BA: Yes. We talk to our athletes all the time. We tell them, “You’re not all going to play in the NFL. If you do, the average tenure is three years. Now you’re 24, 25 and you have to go out and make a living. You have to prepare yourself.” We talk about graduating and preparing yourself for the future. Those are all things that we talk about and take great pride in.
FM: In your career as an Athletic Director, do you take that mentality and spread it across the entire campus?
BA: What I try to do as an athletic director, especially with the coaches and the athletes, is to run things very much like I ran the team. Most coaches have tunnel vision. They’re worried about their team and their sport. I take a look at all of our coaches. We’ve got coaches that win National Championships, Big Ten Championships, and have been very successful. What I try to do is make sure I get them around one another, so they’re comfortable with one another and they get to know one another. I talk to them about the resources we have right on the campus. As a coach, if you have an issue, somebody on this campus, including me, has lived that and made that decision in coaching. These are people you can use as a resource, to go sit and talk to. We try and encourage our athletes to support the other teams as well and to know the other teams.

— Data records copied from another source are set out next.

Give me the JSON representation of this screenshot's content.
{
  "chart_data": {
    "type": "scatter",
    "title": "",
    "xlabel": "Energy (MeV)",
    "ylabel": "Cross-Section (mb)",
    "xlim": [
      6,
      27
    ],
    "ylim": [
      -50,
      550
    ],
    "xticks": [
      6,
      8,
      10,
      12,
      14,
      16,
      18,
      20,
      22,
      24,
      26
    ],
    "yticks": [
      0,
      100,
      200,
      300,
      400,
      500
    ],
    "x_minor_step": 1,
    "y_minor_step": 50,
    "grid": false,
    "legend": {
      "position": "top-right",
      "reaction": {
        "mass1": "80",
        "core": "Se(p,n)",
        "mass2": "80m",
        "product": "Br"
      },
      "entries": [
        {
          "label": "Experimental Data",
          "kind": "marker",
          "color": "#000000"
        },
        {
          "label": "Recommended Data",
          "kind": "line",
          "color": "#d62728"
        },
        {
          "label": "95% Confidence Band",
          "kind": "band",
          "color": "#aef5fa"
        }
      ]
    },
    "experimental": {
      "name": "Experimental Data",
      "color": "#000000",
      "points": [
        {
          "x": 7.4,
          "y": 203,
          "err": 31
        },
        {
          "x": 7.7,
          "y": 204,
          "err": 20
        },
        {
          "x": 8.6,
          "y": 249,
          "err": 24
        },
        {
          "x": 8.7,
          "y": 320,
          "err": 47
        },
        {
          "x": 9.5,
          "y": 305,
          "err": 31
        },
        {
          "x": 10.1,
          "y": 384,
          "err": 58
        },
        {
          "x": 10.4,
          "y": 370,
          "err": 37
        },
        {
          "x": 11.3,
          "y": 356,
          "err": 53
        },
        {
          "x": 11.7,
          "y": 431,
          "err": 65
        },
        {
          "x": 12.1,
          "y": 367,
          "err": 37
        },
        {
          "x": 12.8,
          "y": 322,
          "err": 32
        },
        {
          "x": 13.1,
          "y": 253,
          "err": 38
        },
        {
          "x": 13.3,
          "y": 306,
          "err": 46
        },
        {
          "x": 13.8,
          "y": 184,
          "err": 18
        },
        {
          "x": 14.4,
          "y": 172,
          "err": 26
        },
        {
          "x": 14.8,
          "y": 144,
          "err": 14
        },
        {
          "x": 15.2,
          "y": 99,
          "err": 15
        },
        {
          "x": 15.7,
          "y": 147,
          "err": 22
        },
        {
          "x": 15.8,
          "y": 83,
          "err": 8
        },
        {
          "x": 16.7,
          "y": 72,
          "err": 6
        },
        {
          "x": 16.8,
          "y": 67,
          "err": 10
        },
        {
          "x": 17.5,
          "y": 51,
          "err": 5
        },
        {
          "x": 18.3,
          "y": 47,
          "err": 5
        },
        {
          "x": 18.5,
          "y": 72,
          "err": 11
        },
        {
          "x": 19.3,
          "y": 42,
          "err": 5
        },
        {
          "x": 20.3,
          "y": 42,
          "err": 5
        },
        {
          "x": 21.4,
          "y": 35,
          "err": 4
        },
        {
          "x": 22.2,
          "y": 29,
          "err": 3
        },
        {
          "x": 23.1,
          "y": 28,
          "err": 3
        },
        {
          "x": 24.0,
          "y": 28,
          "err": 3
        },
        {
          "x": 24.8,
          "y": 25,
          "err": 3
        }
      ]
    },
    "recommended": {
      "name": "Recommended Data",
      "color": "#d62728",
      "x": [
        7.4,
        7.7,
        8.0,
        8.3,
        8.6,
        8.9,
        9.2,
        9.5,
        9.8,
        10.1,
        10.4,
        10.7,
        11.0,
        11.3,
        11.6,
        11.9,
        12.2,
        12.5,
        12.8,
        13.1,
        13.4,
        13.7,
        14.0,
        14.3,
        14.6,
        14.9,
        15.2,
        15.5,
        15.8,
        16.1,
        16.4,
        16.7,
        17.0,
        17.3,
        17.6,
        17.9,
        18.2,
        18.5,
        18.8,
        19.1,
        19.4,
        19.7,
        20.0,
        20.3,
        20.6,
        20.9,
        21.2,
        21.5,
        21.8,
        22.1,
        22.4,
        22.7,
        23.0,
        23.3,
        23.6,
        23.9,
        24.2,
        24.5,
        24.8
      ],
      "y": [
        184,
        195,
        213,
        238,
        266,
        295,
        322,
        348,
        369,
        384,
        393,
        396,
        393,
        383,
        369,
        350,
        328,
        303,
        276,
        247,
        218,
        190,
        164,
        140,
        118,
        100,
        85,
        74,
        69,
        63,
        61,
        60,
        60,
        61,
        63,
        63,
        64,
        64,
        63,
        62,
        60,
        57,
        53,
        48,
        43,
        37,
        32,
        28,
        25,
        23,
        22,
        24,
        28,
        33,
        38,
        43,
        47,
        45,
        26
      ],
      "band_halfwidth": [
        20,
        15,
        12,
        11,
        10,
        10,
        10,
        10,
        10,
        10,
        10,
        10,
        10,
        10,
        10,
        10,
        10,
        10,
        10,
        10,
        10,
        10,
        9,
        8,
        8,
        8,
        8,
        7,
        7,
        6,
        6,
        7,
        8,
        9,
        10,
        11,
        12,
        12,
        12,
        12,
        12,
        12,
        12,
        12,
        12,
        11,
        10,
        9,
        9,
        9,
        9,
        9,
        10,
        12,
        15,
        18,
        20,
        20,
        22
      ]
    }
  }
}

We try to just build a big family with our 900 student-athletes and our 23 head coaches.
FM: And that entire philosophy comes from your football background. How integral has that background been to your overall life?
BA: As I look at my life, I can look at football as giving me everything I have today. I was able to earn a scholarship, I got a great education at Nebraska, I met my wife there, I have three kids and eight grandkids. What I’ve done, my whole life, is because of football. Football has given me everything. The things that I’ve accomplished and the life that I’ve led has all been because of football.